Gesundheitsreform durchs Kabinett: Einstimmigkeit – aber auch offene Fragen

Im Kabinett stieß die Gesundheitsreform auf breite Zustimmung – trotzdem bleiben Sorgen und Streitpunkte.

heute 14:44 Uhr | 4 mal gelesen

Der stellvertretende Regierungssprecher Steffen Meyer äußerte sich am Mittwoch gegenüber der dts Nachrichtenagentur: Die Entscheidung zur Gesundheitsreform fiel ohne Gegenstimme. Das klingt erstmal harmonisch, doch wer genauer hinschaut, merkt schnell – mehrere Minister waren gar nicht anwesend, was dem 'einstimmig' einen leicht schalen Beigeschmack verleiht. Details zur Kabinettsdiskussion blieben unter Verschluss, man sprach aber von großer Einigkeit. Im Bundestag erwarten viele jedoch eine hitzige Debatte, denn der Reformvorschlag ist umstritten: Künftig sollen die steigenden Kosten der gesetzlichen Krankenkassen an die realen Einnahmen gekoppelt werden und nur Leistungen mit klarem medizinischem Nutzen weiterhin finanziert werden. Besonders aus dem sozialen Bereich hagelte es zuletzt massive Kritik, viele Krankenhäuser und Ärzteverbände befürchten Einschnitte – die Pharmaindustrie hingegen kam, so heißt es, recht ungeschoren davon. Angesichts eines drohenden Defizits von 15 Milliarden Euro 2025 und möglichen 40 Milliarden bis Ende des Jahrzehnts wirkt der Handlungsdruck enorm. Spätestens vor der Sommerpause soll das Paket im Bundestag zur Abstimmung stehen. Aber wie viel aus dem aktuellen Vorschlag am Ende übrig bleibt? Man darf skeptisch sein. Übrigens: Das Thema gesellschaftlicher Zusammenhalt, zumindest auf dem Papier, bleibt gesetzt – aber die Unruhe bei Betroffenen spricht eine eigene Sprache.
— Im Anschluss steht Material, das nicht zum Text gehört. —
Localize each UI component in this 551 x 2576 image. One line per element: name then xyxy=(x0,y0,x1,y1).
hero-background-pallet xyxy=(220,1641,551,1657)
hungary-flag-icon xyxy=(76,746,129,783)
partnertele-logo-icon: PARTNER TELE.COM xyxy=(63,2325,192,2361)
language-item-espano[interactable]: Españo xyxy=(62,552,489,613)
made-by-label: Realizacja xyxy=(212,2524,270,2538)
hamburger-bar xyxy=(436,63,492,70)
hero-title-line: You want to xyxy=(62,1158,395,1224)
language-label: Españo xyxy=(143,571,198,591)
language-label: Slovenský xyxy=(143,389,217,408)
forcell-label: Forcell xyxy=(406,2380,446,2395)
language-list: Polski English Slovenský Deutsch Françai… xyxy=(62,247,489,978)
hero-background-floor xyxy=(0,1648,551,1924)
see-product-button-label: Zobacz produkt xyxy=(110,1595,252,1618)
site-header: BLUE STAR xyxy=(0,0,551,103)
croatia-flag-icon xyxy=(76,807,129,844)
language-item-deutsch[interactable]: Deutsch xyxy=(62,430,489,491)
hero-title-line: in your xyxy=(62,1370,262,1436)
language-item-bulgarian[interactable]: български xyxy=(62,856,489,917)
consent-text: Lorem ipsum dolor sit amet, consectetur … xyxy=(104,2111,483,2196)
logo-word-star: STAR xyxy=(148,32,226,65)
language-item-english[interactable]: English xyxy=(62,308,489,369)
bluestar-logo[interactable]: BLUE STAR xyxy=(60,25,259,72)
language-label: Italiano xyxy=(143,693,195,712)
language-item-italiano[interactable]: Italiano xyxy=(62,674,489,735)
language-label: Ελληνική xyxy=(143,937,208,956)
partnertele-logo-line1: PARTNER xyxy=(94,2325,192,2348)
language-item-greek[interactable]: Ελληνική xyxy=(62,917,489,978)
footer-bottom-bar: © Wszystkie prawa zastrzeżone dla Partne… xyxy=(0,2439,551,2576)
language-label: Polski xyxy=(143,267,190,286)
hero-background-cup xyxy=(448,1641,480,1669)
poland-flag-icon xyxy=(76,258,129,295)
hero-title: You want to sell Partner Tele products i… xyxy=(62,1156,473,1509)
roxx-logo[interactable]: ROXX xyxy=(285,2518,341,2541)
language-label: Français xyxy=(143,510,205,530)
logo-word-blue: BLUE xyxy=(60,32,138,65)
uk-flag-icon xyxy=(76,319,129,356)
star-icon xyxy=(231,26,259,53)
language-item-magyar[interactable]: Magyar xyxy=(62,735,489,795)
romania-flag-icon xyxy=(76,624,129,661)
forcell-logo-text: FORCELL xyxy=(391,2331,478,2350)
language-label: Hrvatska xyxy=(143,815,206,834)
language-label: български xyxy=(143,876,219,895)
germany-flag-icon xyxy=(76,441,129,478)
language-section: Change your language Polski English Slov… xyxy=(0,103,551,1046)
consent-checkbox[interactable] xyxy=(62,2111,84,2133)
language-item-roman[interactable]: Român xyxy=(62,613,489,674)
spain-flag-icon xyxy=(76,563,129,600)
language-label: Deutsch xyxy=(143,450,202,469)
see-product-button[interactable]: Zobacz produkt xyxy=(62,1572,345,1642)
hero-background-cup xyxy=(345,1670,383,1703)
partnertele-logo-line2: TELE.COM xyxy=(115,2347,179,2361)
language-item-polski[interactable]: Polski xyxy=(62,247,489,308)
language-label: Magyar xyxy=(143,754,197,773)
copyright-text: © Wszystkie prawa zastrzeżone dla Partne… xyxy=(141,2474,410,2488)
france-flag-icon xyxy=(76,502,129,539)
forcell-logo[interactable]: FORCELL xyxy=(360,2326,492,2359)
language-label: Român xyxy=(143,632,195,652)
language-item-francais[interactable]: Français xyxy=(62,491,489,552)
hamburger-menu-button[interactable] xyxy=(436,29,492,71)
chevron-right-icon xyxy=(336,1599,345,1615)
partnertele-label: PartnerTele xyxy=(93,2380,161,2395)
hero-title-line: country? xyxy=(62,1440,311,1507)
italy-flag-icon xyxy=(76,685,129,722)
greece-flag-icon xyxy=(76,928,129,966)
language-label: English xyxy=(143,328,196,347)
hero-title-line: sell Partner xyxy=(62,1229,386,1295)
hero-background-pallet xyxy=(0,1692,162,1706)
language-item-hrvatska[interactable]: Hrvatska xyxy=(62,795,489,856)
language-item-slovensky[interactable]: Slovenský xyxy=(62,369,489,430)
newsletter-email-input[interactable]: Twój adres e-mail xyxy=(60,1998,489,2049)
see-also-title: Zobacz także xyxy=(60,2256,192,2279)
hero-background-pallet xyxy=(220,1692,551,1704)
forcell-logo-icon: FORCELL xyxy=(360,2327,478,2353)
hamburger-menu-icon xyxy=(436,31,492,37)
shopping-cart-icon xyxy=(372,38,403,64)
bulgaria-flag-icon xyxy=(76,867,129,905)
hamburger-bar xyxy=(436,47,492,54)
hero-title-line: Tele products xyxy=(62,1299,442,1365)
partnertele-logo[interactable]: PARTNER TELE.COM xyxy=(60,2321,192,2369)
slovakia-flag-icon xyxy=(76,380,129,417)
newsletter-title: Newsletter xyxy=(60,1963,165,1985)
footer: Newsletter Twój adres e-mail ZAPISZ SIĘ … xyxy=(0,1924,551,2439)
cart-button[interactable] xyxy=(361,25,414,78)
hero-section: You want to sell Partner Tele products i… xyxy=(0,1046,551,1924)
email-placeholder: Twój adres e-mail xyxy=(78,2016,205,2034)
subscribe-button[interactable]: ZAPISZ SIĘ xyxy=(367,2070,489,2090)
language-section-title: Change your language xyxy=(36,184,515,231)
Der Beschluss der Bundesregierung zur Gesundheitsreform fiel offiziell einstimmig aus – doch nicht alle Minister waren dabei. Der Reformvorschlag sieht striktere Ausgabenbegrenzungen und eine stärkere Orientierung an medizinischem Nutzen vor, um das steigende Defizit der gesetzlichen Krankenversicherung in den Griff zu bekommen. Sozialverbände, Ärzte und Krankenhäuser äußern scharfe Kritik am geplanten Sparpaket, während die Pharmaindustrie vergleichsweise wenig betroffen scheint. Im Bundestag werden dazu intensive Diskussionen erwartet. Neue Informationen der vergangenen Tage beleuchten zusätzlich, dass sich Bundesländer gegen einzelne Kürzungen formieren und z.B. die Länderfinanzierung von Kliniken an Bedingungen knüpfen wollen. Auch wurde öffentlich, dass Digitalisierungsschritte in Krankenhäusern Bestandteil der Reformen werden sollen – mit eigenen Fördertöpfen. Die Debatte um Verteilungskonflikte, etwa bei Leistungen für chronisch Kranke oder in der Prävention, dürfte sich laut Kommentarspalten weiter verschärfen.